Friday, April 1, 2011

NCECA's Tidal Forces/The Next Wave @ Salt Creek Artworks

Art Taco was the first to attend this show. The finishing touches were being put on the signs, a fuse had blown, but everything else was in place. Thursday night AT went back for the NCECA reception. In the back room at SCA the "Episodic, Clustered and Migrating: Valerie Zimany and Daniel Bare" installation takes up the entire space.

Here is a partial view of the room, giving some idea of the overall feel of the space in relation to the installation, which engages all of the wall space, with some breaks between sections. I spoke with Valerie and Dan at the reception, and was informed that the show is named after the three types of earthquakes. This changed my perception of the show. Images or catastrophic change, the tsunami and ensuing debris were evoked, but the work has a plurality of meanings.

These constructions are made of what the artists call post-consumer objects, meaning everything from boat bumpers to bras, whose stretchability is put to good use here.

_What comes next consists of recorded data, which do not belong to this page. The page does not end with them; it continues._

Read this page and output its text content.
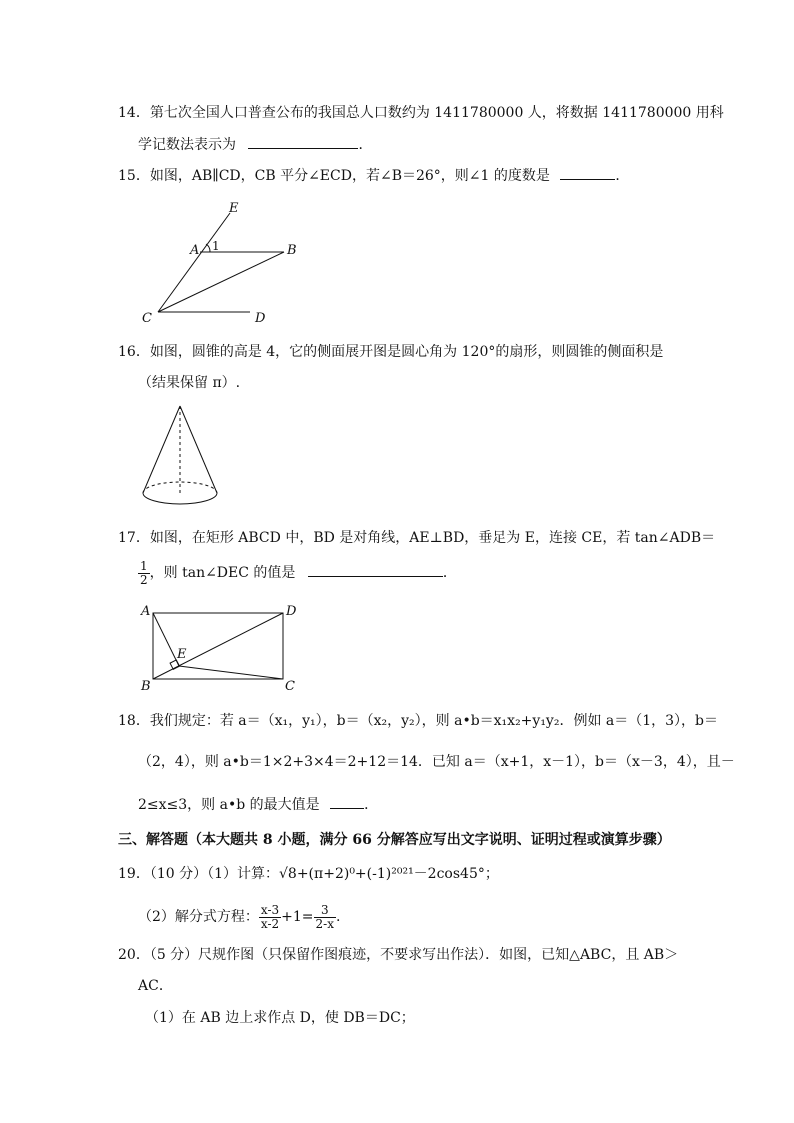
14．第七次全国人口普查公布的我国总人口数约为 1411780000 人，将数据 1411780000 用科
学记数法表示为	．
15．如图，AB∥CD，CB 平分∠ECD，若∠B＝26°，则∠1 的度数是	．
E
A 1	B
C	D
16．如图，圆锥的高是 4，它的侧面展开图是圆心角为 120°的扇形，则圆锥的侧面积是
（结果保留 π）.
17．如图，在矩形 ABCD 中，BD 是对角线，AE⊥BD，垂足为 E，连接 CE，若 tan∠ADB＝
$\frac{1}{2}$ ，则 tan∠DEC 的值是	．
A	D
E
B	C
18．我们规定：若 a＝（x₁，y₁），b＝（x₂，y₂），则 a•b＝x₁x₂+y₁y₂．例如 a＝（1，3），b＝
（2，4），则 a•b＝1×2+3×4＝2+12＝14．已知 a＝（x+1，x－1），b＝（x－3，4），且－
2≤x≤3，则 a•b 的最大值是	．
三、解答题（本大题共 8 小题，满分 66 分解答应写出文字说明、证明过程或演算步骤）
19．（10 分）（1）计算：√8+(π+2)⁰+(-1)²⁰²¹－2cos45°；
（2）解分式方程： $\frac{x-3}{x-2} +1= \frac{3}{2-x}$ .
20．（5 分）尺规作图（只保留作图痕迹，不要求写出作法）．如图，已知△ABC，且 AB＞
AC．
（1）在 AB 边上求作点 D，使 DB＝DC；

 They vary greatly in density. Some, like the one pictured on the left, are airy and almost dainty, others, like the ones above, are heavy, and dense with objects. The objects are covered in eidolon and kaolin. At the end of their utilitarian lives, they are being reincarnated and recombined out of their intended original context into art. Some become fascinating forms that now interact with others. The formal variety here is broad. There are heavy-feeling hanging, sagging stretches, and others, like the one at left, which are ethereal.

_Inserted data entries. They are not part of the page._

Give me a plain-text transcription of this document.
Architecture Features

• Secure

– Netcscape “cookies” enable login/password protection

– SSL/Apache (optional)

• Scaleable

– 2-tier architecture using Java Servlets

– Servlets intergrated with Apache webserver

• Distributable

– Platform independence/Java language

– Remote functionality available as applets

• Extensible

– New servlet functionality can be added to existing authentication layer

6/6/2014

Some of the pieces are dangling from the ceiling, without touching the walls or floor.

This is one of a series of small sculptures of buildings designed for specific purposes. This is titled "A Chacara (On Memory #1". They are all by Rafael Fonseca.

 Here's "A Nossa Casa (Memory #3)". The architecture varies culturally and by use. These sculptural maquettes are very detailed, beautiful pieces. Architecture is a significant part of the migrant memory, defining living, working and recreational spaces and possibilities in our lives. With increased mobility come decontextualized memories. Every memory is out of its original time, but as one moves, they also lose their spatial coordinates.

This is one of four works in the front room at SCA by Maria Albornoz.  It is an installation of scores of plastic buckets, each containing a handful of pennies at the bottom. They represent the amounts earned by migrants doing various jobs.

In this picture you can see that each bucket has printed on it a different kind of work (Agricultural, domestic, meat processing, construction, etc. Plus there's writing on there as well, though I couldn't make out what it said. This work confronts ideas of what the  American Dream/Land of opportunity mean, brings up the cliche about foreigners taking over our jobs, and more. I asked an undocumented Mexican once if things were better for him and his family. He said that no, things were just as hard, the work harder, but he knew that his children would have the chance for a different life that they never would have had he and his wife stayed in Mexico.

 In the foreground, also by Maria Albornoz, is "El Recorrido del Inmigrante" (The road of the Immigrant). Each brick has printed on it immigration forms (aka "El Papeleo". And it ends with a spatial metaphor of them arriving at a corner, perhaps boxed in.

On the left, a detail of the bricks showing the inscriptions. To the right, another Albornoz work, a vending machine that dispenses fake Social Security cards printed on clay. For .75, it was the cheapest artwork one could buy at any NCECA event. This piece, whimsical and sad at the samne time, has the viewer symbolically doing what the undocumenteds have to do at great risk, in real life.  She also had a work that was a tall ceramic stack of forms to fill out for immigrants to stay or become citizens.

Salt Creek Artworks and NCECA have put together one of the most memorable exhibits of the Convention. Treat yourself to this one.